"Dan ia berkata kepada Ayub, "Sesungguhnya, takut kepada Tuhan, itulah hikmat, dan menjauhi kejahatan, itulah pengertian.""
Gambar ilustrasi ayat Alkitab: Takut kepada Tuhan adalah Hikmat.
Ayat dari Kitab 1 Raja-raja pasal 1 ayat 26 ini, meskipun di dalam konteks yang berbeda dari hikmat yang diajarkan Ayub, menyampaikan sebuah kebenaran universal yang mendasar: bahwa inti dari hikmat sejati adalah takut kepada Tuhan, dan pemahaman atau pengertian sejati terwujud dalam menjauhi kejahatan. Pernyataan ini menegaskan bahwa sumber dari segala kebijaksanaan dan kecerdasan yang sesungguhnya bukanlah sekadar akumulasi pengetahuan duniawi atau kemampuan intelektual semata, melainkan sebuah hubungan yang mendalam dan berakar pada rasa hormat serta ketaatan kepada Sang Pencipta.
Dalam banyak tradisi keagamaan, termasuk dalam pemahaman Kristen dan Yahudi, konsep "takut kepada Tuhan" tidak diartikan sebagai rasa takut yang melumpuhkan atau ketakutan yang penuh teror. Sebaliknya, ia merujuk pada kesadaran akan kekudusan, kebesaran, dan kedaulatan Tuhan, yang kemudian melahirkan kerinduan untuk menyenangkan-Nya dan menghindari segala sesuatu yang bertentangan dengan kehendak-Nya. Ini adalah rasa hormat yang mendalam yang menginspirasi kepatuhan dan kesucian hidup. Ketika seseorang benar-benar takut akan Tuhan, ia akan cenderung berpikir dua kali sebelum melakukan kesalahan, ia akan merenungkan dampak perbuatannya, dan ia akan berusaha hidup sesuai dengan prinsip-prinsip ilahi.
Lebih lanjut, ayat ini menghubungkan takwa kepada Tuhan dengan kemampuan untuk menjauhi kejahatan. Hikmat yang sejati tidak hanya berhenti pada pengetahuan tentang apa yang benar, tetapi juga mencakup kekuatan moral dan kemauan untuk bertindak sesuai dengan kebenaran tersebut. Kejahatan, dalam segala bentuknya, adalah perwujudan dari pemberontakan terhadap tatanan ilahi dan merusak hubungan manusia dengan Tuhan serta sesama. Orang yang memiliki pengertian yang benar akan mampu mengenali perangkap kejahatan, menolak godaan, dan memilih jalan yang lurus. Ini adalah bentuk kebijaksanaan praktis yang membedakan orang benar dari orang fasik.
Menerapkan prinsip ini dalam kehidupan sehari-hari sangatlah relevan. Di tengah kompleksitas dunia modern, di mana nilai-nilai sering kali terombang-ambing, pegangan yang kuat pada takut akan Tuhan dapat menjadi jangkar moral.

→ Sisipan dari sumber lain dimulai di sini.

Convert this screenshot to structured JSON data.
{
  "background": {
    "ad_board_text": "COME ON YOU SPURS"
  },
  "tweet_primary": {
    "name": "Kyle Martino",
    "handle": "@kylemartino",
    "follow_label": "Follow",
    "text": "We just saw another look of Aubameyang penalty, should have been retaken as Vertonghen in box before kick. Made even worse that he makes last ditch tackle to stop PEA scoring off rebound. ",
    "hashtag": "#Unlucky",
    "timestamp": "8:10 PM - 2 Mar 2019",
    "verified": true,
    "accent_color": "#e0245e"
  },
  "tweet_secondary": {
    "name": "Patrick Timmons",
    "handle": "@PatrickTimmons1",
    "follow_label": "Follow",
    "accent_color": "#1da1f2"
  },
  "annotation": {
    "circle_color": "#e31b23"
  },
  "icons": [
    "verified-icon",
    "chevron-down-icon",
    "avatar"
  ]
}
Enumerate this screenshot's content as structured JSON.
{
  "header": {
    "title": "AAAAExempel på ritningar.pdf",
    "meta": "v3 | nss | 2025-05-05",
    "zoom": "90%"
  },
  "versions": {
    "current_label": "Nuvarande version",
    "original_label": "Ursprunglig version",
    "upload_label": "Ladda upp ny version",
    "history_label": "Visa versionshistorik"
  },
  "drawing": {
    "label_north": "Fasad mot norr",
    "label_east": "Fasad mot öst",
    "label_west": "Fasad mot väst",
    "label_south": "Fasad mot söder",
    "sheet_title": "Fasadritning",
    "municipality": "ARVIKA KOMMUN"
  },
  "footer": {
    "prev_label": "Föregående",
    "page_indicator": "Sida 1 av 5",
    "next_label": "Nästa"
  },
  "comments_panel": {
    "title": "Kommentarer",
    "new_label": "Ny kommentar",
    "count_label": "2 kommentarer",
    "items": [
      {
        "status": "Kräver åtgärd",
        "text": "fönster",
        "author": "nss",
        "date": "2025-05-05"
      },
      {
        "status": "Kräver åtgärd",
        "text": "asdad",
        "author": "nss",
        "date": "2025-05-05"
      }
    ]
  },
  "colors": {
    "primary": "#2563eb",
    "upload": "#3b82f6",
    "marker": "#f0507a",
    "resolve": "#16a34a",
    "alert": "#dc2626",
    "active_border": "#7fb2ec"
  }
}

Ini membantu kita membuat keputusan yang bijak dalam karier, hubungan pribadi, dan interaksi sosial. Misalnya, ketika dihadapkan pada pilihan antara keuntungan yang diperoleh secara tidak jujur atau integritas yang terjaga, takut akan Tuhan akan mendorong kita untuk memilih integritas, meskipun mungkin ada kerugian sesaat. Sebaliknya, jika kita hanya mengandalkan pemikiran rasional semata tanpa dimensi spiritual, kita mungkin lebih mudah tergoda oleh jalan pintas yang menyesatkan.
Ayat ini juga mengisyaratkan bahwa pengertian yang sesungguhnya bukanlah sekadar kemampuan untuk menganalisis situasi secara intelektual, melainkan kemampuan untuk membedakan antara kebaikan dan keburukan, serta memiliki kekuatan untuk memilih kebaikan. Tanpa fondasi takut akan Tuhan, pengertian bisa saja menjadi dingin, kalkulatif, dan bahkan digunakan untuk tujuan yang egois. Namun, ketika dipadukan dengan rasa hormat kepada Tuhan, pengertian menjadi alat yang berharga untuk menjalani hidup yang bermakna dan berdampak positif. Dengan demikian, renungan atas 1 Raja-raja 1:26 mengingatkan kita untuk senantiasa menjaga akar hikmat kita pada hubungan yang benar dengan Tuhan dan pada komitmen teguh untuk menjauhi segala bentuk kejahatan.